Medienberichten zufolge hat Christian Constantin die Fussballspieler des FC Sion fristlos entlassen. Als Grund wurde angeführt, dass die Spieler eine Vereinbarung, wonach sie damit einverstanden seien, dass für sie die Kurzarbeit beantragt wird, nicht akzeptiert hatten. Unter Hinweis auf die andauernde Corona-Krise als höhere Gewalt erklärte der FC Sion sodann die fristlosen Entlassungen. Auch wenn Christian Constantin aufgrund seiner eigenwilliger Entscheidungen bekannt ist, hat er hiermit eine Rechtsfrage aufgeworfen, welche für eine Vielzahl von Arbeitsverhältnisse relevant sein könnte, nämlich ob eine fristlose Kündigung aufgrund des Lock-down im Zusammenhang mit der Ausbreitung des Corona-Virus’ zulässig ist.
Die fristlose Kündigung ist in Art. 337 OR geregelt. Demnach kann sowohl der Arbeitgeber als auch der Arbeitnehmer das Arbeitsverhältnis aus wichtigen Gründen jederzeit fristlos auflösen. Als wichtiger Grund gilt namentlich jeder Umstand, bei dessen Vorhandensein dem Kündigenden nach Treu und Glauben die Fortsetzung des Arbeitsverhältnisses nicht mehr zugemutet werden darf. Meistens besteht der wichtige Grund in einer (schweren) Vertragsverletzung durch die entlassene Partei. Dies ist jedoch nicht zwingend vorausgesetzt. Eine sofortige Vertragsauflösung kann sich auch wegen eines Vorfalls rechtfertigen, in dem keine Vertragsverletzung liegt. Erforderlich ist jedoch, dass damit bei der Vertragsbegründung nicht zu rechnen war und dadurch eine untragbare Situation ersteht, bei der dem Arbeitgeber eine Fortsetzung des Arbeitsverhältnisses bis zum nächsten Kündigungstermin nach den konkreten Umständen objektiv nicht mehr zumutbar erscheint. Bloss schlechter Geschäftsgang und weitere Umstände, deren Eintritt zu den jedem wirtschaftlichen Unternehmen inhärenten Risiken gehört, fallen ausser Betracht. Es soll damit das Betriebsrisiko nicht auf den Arbeitnehmer abgewälzt werden.
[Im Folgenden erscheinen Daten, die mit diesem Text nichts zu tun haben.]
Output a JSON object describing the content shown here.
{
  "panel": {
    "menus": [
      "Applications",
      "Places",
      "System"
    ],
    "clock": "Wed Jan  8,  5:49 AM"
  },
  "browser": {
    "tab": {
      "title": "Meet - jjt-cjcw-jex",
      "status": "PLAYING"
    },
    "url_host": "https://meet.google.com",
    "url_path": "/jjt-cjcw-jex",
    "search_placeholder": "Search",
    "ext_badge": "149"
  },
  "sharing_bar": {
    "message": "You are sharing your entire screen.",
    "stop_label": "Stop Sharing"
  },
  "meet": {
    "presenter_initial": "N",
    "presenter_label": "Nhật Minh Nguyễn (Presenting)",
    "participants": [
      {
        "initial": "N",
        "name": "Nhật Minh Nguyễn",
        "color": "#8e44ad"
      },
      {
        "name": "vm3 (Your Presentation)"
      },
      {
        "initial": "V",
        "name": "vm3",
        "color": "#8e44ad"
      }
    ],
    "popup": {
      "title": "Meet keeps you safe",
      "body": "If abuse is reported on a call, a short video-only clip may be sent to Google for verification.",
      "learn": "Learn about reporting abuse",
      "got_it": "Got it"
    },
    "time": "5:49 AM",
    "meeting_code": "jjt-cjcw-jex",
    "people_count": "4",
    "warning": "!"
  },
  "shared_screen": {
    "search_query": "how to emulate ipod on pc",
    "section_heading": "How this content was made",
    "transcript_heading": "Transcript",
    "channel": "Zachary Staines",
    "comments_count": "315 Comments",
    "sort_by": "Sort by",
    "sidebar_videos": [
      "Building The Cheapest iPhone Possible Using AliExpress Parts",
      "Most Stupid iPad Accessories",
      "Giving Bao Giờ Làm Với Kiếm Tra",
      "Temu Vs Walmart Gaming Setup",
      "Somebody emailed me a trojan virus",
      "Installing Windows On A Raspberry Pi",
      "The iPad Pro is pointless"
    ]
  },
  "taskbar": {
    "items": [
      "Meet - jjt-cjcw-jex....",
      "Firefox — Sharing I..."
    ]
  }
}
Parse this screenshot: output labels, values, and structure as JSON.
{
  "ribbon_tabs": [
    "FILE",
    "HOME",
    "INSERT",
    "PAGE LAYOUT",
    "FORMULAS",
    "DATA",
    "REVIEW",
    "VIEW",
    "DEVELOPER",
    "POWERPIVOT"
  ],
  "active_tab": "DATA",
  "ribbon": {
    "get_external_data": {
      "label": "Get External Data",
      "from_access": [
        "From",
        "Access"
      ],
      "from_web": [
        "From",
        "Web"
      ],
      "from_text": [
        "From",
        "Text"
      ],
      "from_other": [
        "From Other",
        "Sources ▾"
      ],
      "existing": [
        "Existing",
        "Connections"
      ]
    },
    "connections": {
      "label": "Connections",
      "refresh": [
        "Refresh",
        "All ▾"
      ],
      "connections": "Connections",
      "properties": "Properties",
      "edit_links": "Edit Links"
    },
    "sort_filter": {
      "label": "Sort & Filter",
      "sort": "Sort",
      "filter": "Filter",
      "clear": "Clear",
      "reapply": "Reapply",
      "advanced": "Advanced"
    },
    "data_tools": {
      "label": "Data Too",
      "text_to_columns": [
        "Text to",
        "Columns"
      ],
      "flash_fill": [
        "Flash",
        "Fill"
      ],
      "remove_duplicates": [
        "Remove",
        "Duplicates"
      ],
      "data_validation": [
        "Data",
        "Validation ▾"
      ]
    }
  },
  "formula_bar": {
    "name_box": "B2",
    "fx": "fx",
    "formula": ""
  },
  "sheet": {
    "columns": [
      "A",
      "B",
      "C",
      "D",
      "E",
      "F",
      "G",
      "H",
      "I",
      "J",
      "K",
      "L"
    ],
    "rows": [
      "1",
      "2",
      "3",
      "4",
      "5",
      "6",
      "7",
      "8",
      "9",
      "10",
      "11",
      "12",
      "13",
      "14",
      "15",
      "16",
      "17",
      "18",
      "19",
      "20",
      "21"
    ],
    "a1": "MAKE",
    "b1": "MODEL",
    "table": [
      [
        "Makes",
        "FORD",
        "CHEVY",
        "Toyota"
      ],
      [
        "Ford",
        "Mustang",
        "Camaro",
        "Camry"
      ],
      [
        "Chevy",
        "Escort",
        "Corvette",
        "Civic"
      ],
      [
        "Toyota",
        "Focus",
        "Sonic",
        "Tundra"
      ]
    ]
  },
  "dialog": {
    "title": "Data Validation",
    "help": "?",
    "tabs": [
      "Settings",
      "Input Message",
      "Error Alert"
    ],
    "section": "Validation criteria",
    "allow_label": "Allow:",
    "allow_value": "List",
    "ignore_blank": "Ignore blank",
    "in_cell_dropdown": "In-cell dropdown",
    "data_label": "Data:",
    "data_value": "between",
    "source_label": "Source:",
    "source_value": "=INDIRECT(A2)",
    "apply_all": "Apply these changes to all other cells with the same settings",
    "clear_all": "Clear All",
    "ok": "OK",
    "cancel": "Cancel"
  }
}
Über das Vorhandensein von Umständen, welche eine fristlose Kündigung rechtfertigen, entscheidet der Richter nach seinem Ermessen. Er wird sich mit der Frage auseinandersetzen müssen, ob die vorliegende Corona-Krise in das durch den Arbeitgeber zu tragende Betriebsrisiko fällt oder nicht. Bei Autoren in der juristischen Literatur besteht in Bezug auf das Thema Lohnfortzahlungspflicht des Arbeitgebers z.T. die Meinung, dass bei Seuchengefahr, politischen Unruhen oder Naturkatastrophen der Arbeitnehmer das Lohnrisiko zu tragen hat und den Arbeitgeber entsprechend keine Lohnfortzahlungspflicht trifft. Seuche wird im «DUDEN» als sich schnell ausbreitende, gefährliche Infektionskrankheit bezeichnet. Das Corona-Virus könnte unter diese Definition fallen. Die soeben ausgeführte Meinung in Bezug auf die Lohnfortzahlungspflicht des Arbeitgebers analog auf das Vorliegen eines wichtigen Grundes für eine fristlose Entlassung übertragen würde bedeuten, die Seuchengefahr nicht unter das unternehmerische Risiko fällt, welches vom Arbeitgeber zu tragen ist. Infolgedessen wäre in solchen Fällen eine fristlose Kündigung u.U. zulässig, wobei dies, wie bereits gesagt, im Ermessen des Richters liegt. Der Arbeitgeber, der einem Arbeitnehmer fristlos kündigt, geht freilich ein nicht zu vernachlässigendes Risiko ein, dem Arbeitnehmer den Lohn für die ordentliche Kündigungsfrist sowie eine Entschädigung von bis zu sechs Monatslöhnen zahlen zu müssen, falls die Corona-Krise mit dem damit verbundenen Lock-down als Teil des vom Arbeitgeber zu tragenden Betriebsrisikos angesehen würde.
Darüber hinaus stellt sich die Frage, inwiefern eine fristlose Entlassung mit der Fürsorgepflicht des Arbeitgebers vereinbaren liesse und ob es mildere Massnahmen gäbe in dem Sinne, dass der Arbeitgeber dem Arbeitnehmer zwar den Lohn nicht bezahlt, aber diesen nicht gleich fristlos entlässt.
Es lohnt sich in jedem Fall einen Rechtsanwalt beizuziehen.